It’s baaack. I told you so.

Washington is not going to stop with the bailout approach because the entire financial services sector — minus heroic BB&T chief John Allison — and all of the bankers’ lobbyists are clamoring for it. The only question is how to sneak it past an outraged public.

Senate leaders have hit upon what they believe is the “brilliant” approach to stuff Alternative Minimum Tax relief in the package in order to appeal to House Republicans. This is the yummy sausage from the congressional grinder approach. John McCain thinks if we call it a “rescue” not a “bailout” that’ll fool cool John Q. Mainstreet. I still think the missing ingredient is throwing Secretary Paulson over the side and putting a new face on the package, but we’ll see what happens the rest of the week.

Meanwhile, Nobel Prize winner Edmund Phelps has put into words the dim notion I have struggled to put together the past few days. Namely, that the old system is gone. There will be no more lending without regard to ability to pay, no more slicing a mortgage or business loan into a billion parts and “trading” those derivatives in order to book phantom revenue. Done. Phelps explains in today’s Wall Street Journal:

What has occurred is not just an old-fashioned banking crisis but also a banking scandal. Most of the big banks were shot through with short-termism, deceptive practices and self-dealing. We must institute basic changes in corporate governance and in management practice to restore responsibility and honesty for the sake of the economy and for the self-respect of the country.

We also need to return investment banking to its roots. There is more to the influence of the financial sector than merely its effects when it goes off the rails. The financial system is not a sort of circulatory system that passively carries fresh saving to the places in the economic body that demand the greatest investing — as if guided by some “invisible hand.” Judgment and vision — of bankers, fund managers, angel investors and the rest — matter hugely. So do the distortions, the limits and the license created by the regulatory system and the moral climate. To prosper and advance, the American business sector is going to need a financial system oriented toward business, not “home ownership.”
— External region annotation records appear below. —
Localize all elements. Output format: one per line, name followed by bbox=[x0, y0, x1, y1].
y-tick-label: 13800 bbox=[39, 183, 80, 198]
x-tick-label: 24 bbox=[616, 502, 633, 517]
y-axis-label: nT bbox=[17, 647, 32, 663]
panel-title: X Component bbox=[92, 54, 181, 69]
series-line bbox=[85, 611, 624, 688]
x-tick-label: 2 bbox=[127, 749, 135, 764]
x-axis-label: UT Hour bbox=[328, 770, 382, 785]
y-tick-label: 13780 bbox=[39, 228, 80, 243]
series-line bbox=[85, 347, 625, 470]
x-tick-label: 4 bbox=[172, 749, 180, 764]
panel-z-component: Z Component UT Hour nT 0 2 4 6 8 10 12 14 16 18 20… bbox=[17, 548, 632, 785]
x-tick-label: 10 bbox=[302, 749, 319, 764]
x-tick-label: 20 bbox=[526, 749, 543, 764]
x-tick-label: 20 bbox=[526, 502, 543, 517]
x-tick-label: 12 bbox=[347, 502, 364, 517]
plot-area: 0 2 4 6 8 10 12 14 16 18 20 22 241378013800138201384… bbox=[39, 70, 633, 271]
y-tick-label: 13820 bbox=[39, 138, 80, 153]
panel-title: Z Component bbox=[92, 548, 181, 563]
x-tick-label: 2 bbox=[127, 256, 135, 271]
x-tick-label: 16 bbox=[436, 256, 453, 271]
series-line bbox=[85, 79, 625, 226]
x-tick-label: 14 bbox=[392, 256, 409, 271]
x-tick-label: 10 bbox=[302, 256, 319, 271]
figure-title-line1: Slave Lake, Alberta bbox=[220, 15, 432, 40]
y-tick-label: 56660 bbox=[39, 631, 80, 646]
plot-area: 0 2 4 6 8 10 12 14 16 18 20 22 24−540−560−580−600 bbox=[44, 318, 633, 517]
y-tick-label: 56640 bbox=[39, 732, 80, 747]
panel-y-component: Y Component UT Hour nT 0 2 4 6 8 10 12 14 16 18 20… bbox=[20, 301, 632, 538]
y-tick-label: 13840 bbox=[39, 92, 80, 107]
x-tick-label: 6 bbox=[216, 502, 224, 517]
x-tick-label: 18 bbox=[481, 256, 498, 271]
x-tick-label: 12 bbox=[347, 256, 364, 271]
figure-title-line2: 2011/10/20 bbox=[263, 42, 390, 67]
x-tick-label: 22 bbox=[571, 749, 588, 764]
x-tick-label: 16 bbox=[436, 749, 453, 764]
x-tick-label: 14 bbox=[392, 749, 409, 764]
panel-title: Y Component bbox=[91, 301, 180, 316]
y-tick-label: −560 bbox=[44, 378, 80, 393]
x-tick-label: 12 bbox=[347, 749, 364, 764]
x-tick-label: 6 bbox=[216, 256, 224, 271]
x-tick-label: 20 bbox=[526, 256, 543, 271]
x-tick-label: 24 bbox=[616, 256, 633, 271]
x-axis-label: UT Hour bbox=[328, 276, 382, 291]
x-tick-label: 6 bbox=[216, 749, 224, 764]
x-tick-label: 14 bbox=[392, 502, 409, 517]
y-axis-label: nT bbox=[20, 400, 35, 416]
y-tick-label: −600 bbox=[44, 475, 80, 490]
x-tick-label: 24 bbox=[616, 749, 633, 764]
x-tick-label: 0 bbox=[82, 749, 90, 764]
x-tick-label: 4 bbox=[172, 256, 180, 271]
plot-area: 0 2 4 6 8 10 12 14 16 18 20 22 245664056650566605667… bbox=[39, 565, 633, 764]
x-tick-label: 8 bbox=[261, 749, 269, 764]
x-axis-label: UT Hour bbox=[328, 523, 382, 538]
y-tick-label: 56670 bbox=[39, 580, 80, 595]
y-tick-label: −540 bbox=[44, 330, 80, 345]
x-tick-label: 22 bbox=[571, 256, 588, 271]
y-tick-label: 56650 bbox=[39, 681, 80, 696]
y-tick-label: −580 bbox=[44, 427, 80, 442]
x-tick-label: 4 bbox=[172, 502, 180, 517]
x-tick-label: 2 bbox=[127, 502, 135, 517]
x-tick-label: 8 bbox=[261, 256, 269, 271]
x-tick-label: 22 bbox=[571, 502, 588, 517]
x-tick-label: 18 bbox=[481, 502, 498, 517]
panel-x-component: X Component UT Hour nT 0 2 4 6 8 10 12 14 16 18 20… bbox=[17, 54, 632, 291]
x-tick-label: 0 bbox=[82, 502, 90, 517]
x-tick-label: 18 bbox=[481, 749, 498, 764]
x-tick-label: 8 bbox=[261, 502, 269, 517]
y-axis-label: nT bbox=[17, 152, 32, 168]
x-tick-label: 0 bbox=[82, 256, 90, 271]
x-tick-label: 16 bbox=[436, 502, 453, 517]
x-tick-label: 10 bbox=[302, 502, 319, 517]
Ah, someone said scandal. This is the primary political impediment to getting a plan out of DC. The public knows something was foul, the bankers are still in denial.

So much in denial that the obvious route of using to the FDIC to shutter and merge bad banks is getting pushed to the side in favor of “rescue.” All bankers want from the FDIC is a hike in the federal deposit insurance number from $100K to $250K, evidence that Citi may fear that WB’s high-wealth customers will bolt absent the change. That and still solvent, smaller banks want in the on the government guarantee free-ride. Ugly.

Bonus Observation: Caught Wachovia chief economist John Silvia telling Fox Charlotte last night that, “Charlotte’s confidence is being tested.” Silvia is a smart guy, talked to him quite a bit back in DC doing the Fed watch thing, but his relative lack of Charlotte-centric experience shows here. Charlotte has never had confidence. In fact, its civic character has been marked by insecurity and a penchant for sizzle over steak. The one good thing that might come from the current upheaval is a QC more focused on day-to-day reality, not selling the next big deal.